The effect of perinatal lead exposure on dopamine receptor D2 expression in morphine dependent rats

• Perinatal Pb-exposure influenced on morphine withdrawal and tolerance in rats.
• Pb-exposure affects dopamine receptor (D2R) expression in brain.
• Morphine caused D2R translocation from membrane-cytoplasm localization to nucleus.
• Perinatal Pb-exposure does not changes D2R localization in morphine-administered rats.
• This effect cause greater expression of morphine withdrawal signs in Pb-exposed rats.
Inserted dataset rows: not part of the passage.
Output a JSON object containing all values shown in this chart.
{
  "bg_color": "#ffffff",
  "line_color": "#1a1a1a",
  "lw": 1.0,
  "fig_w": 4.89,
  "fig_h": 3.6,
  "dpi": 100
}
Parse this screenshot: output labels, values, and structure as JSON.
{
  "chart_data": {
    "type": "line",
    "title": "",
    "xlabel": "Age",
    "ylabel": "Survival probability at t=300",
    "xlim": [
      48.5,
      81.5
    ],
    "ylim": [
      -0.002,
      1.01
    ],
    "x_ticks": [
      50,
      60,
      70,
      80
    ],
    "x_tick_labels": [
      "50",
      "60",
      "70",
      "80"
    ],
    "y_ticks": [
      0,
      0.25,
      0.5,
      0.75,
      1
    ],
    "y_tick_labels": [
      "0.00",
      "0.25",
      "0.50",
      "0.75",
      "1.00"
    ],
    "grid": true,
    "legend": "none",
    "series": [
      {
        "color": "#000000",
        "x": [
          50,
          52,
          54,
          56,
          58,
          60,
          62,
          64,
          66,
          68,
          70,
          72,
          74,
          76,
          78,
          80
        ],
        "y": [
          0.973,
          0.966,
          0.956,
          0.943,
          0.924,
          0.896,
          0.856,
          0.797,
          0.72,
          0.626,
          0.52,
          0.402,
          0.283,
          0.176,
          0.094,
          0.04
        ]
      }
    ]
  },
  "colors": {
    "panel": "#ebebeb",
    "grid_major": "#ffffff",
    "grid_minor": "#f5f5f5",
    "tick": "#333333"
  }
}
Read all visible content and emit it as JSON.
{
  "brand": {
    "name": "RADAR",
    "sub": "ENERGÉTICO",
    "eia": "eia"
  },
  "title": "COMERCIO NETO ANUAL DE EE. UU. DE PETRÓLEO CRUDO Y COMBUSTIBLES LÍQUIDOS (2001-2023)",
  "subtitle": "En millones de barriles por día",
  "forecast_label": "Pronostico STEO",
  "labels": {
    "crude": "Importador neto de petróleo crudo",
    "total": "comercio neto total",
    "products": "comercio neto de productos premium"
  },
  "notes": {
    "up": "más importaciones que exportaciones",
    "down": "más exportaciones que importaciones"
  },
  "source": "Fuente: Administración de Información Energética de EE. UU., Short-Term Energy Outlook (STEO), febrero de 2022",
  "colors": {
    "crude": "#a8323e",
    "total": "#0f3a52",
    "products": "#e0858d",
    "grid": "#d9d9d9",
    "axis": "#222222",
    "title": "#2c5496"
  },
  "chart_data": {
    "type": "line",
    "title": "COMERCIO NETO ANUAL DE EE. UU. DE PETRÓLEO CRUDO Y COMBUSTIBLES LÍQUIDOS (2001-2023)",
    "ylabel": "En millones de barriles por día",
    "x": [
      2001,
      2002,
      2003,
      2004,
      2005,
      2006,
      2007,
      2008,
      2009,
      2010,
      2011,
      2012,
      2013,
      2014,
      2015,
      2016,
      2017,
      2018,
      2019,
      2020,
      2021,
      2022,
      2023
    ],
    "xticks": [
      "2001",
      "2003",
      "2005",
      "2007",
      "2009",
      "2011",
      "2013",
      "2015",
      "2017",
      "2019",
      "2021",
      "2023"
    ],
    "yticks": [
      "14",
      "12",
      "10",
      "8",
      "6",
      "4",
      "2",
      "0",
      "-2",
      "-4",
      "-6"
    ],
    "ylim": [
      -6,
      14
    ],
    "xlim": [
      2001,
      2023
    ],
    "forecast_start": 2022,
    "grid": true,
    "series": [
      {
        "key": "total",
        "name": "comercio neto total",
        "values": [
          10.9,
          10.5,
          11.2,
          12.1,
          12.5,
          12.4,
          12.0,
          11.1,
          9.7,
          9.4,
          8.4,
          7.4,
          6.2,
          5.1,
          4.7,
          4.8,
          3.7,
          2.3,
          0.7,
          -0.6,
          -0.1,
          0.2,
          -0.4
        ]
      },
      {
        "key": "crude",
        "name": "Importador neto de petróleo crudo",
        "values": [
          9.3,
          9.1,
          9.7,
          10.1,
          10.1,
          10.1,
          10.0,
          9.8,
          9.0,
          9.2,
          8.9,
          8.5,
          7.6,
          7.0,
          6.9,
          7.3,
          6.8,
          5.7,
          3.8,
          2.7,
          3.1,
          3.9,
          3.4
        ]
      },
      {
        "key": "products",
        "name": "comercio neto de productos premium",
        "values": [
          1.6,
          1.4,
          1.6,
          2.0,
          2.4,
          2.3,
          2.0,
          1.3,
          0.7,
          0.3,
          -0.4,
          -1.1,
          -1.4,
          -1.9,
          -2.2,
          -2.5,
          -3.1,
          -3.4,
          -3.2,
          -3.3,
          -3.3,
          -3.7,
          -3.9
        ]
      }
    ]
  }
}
The aim of this study was to investigate the behavioral and molecular effects of pre- and postnatal lead (Pb) exposure on the expression of morphine withdrawal and tolerance in adult rats. Rats were orally treated with 0.1% (1000 ppm) lead acetate from conception, through gestation, up to postnatal day (PND) 28. Subsequently, behavioral experiments were conducted on adult (PND 60) male rats. To assess behavioral effects of morphine dependence in Pb-exposed rats two experimental models were used: naloxone-precipitated withdrawal signs and the assessment of morphine tolerance to antinociceptive effect in the tail-immersion test. Morphine withdrawal and tolerance were more expressed in Pb-exposed morphine administered rats than in morphine administered rats. In the case of morphine withdrawal signs the analysis of protein (Western blotting) and mRNA (RT PCR) expression revealed significantly higher dopamine D2 receptor (D2R) expression in prefrontal cortex, but not in striatum and hippocampus, in Pb-exposed morphine administered rats than in morphine administered rats. Differently, in the case of morphine tolerance the significant upregulation of D2R protein and mRNA expression in hippocampus, but not in prefrontal cortex or striatum, was demonstrated in Pb-exposed and morphine administered rats in comparison with morphine administered. These findings suggest that in morphine withdrawal and tolerant rats the perinatal Pb-exposure can affect D2R expression in brain region-specific manner. Immunohistochemical assessment of D2R expression in hippocampus showed translocation of D2R from membrane-cytoplasm in control rats to nucleus in morphine administered rats. Perinatal Pb-exposure did not induce the changes in the localization of D2R irrespective of morphine effect.